Romano, owner of Warwick, R.I.-based Coutu Brothers Movers, applied several months ago to expand his current three-truck moving operation into North Stonington. By his estimation, Romano spent more than $6,000 doing everything the state Department of Transportation told him to do: leasing a convenient location on Norwich-Westerly Road, paying his business-entity fee and even making repairs to the office space he intended to occupy.
Then, last week, a DOT hearing officer issued what Romano saw as a stunning denial of his application, saying the business owner had not proved there was a need for his services and noting that two other moving companies in the region had claimed new competition would hurt their businesses.
It would appear that Connecticut state government is in the business of ... raising barriers to entry to business.

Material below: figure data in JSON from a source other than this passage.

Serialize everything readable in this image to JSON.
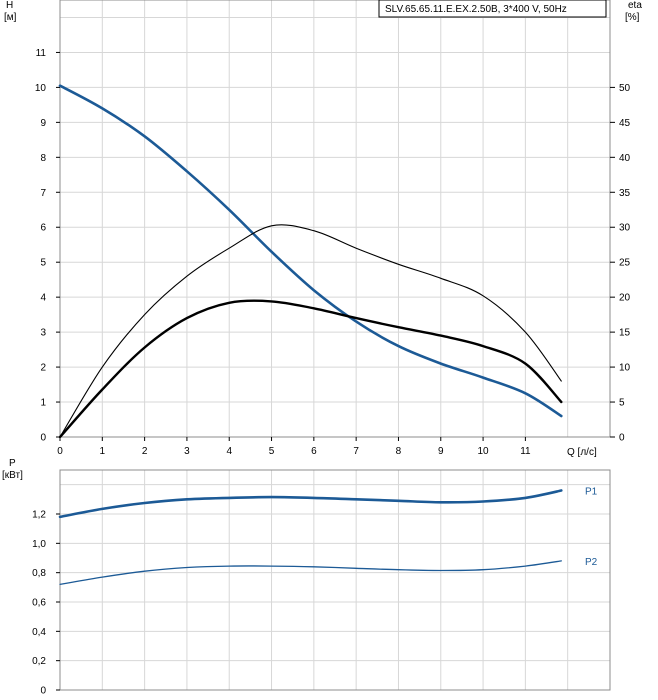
{
  "title": "SLV.65.65.11.E.EX.2.50B, 3*400 V, 50Hz",
  "colors": {
    "head": "#1c5a96",
    "power": "#1c5a96",
    "power_label": "#1c5a96",
    "efficiency": "#000000",
    "grid": "#d7d7d7"
  },
  "chart_data": [
    {
      "type": "line",
      "name": "head-efficiency",
      "xlabel": "Q [л/с]",
      "ylabel": "H",
      "yunit": "[м]",
      "y2label": "eta",
      "y2unit": "[%]",
      "xlim": [
        0,
        13
      ],
      "ylim": [
        0,
        12.5
      ],
      "y2lim": [
        0,
        62.5
      ],
      "grid": true,
      "xticks": [
        "0",
        "1",
        "2",
        "3",
        "4",
        "5",
        "6",
        "7",
        "8",
        "9",
        "10",
        "11"
      ],
      "yticks": [
        "0",
        "1",
        "2",
        "3",
        "4",
        "5",
        "6",
        "7",
        "8",
        "9",
        "10",
        "11"
      ],
      "y2ticks": [
        "0",
        "5",
        "10",
        "15",
        "20",
        "25",
        "30",
        "35",
        "40",
        "45",
        "50"
      ],
      "series": [
        {
          "axis": "left",
          "x": [
            0,
            1,
            2,
            3,
            4,
            5,
            6,
            7,
            8,
            9,
            10,
            11,
            11.85
          ],
          "values": [
            10.05,
            9.4,
            8.6,
            7.6,
            6.5,
            5.3,
            4.2,
            3.3,
            2.6,
            2.1,
            1.7,
            1.25,
            0.6
          ]
        },
        {
          "axis": "right",
          "x": [
            0,
            1,
            2,
            3,
            4,
            5,
            6,
            7,
            8,
            9,
            10,
            11,
            11.85
          ],
          "values": [
            0,
            10,
            17.5,
            23,
            27,
            30.2,
            29.5,
            27,
            24.7,
            22.7,
            20.2,
            15,
            8
          ]
        },
        {
          "axis": "right",
          "x": [
            0,
            1,
            2,
            3,
            4,
            5,
            6,
            7,
            8,
            9,
            10,
            11,
            11.85
          ],
          "values": [
            0,
            6.8,
            12.8,
            17,
            19.2,
            19.4,
            18.4,
            17,
            15.7,
            14.5,
            13,
            10.5,
            5
          ]
        }
      ]
    },
    {
      "type": "line",
      "name": "power",
      "ylabel": "P",
      "yunit": "[кВт]",
      "xlim": [
        0,
        13
      ],
      "ylim": [
        0,
        1.5
      ],
      "grid": true,
      "yticks": [
        "0",
        "0,2",
        "0,4",
        "0,6",
        "0,8",
        "1,0",
        "1,2"
      ],
      "series": [
        {
          "name": "P1",
          "x": [
            0,
            1,
            2,
            3,
            4,
            5,
            6,
            7,
            8,
            9,
            10,
            11,
            11.85
          ],
          "values": [
            1.18,
            1.235,
            1.275,
            1.3,
            1.31,
            1.315,
            1.31,
            1.3,
            1.29,
            1.28,
            1.285,
            1.31,
            1.36
          ]
        },
        {
          "name": "P2",
          "x": [
            0,
            1,
            2,
            3,
            4,
            5,
            6,
            7,
            8,
            9,
            10,
            11,
            11.85
          ],
          "values": [
            0.72,
            0.77,
            0.81,
            0.835,
            0.845,
            0.845,
            0.84,
            0.83,
            0.82,
            0.815,
            0.82,
            0.845,
            0.88
          ]
        }
      ]
    }
  ]
}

How did it come to be that a small business has to demonstrate a need before being allowed to open? Why is the government licensing and permitting moving companies in the first place? I mean, other than the making sure their trucks are registered and insured, why does this guy have to beg to compete for business? As is usually the case, when government over regulates government becomes a tool of established businesses to keep upstarts out - or sometimes a weapon for one business to use against another.
But Connecticut is turning a corner. After spending a sweet $27 Million dollars on out of state advertising, we're proclaiming ourselves to be... Still Revolutionary. $27 million. I could have come up with something only half as bad for a quarter of the money.
Connecticut: Still Revolutionary, unless you run a business.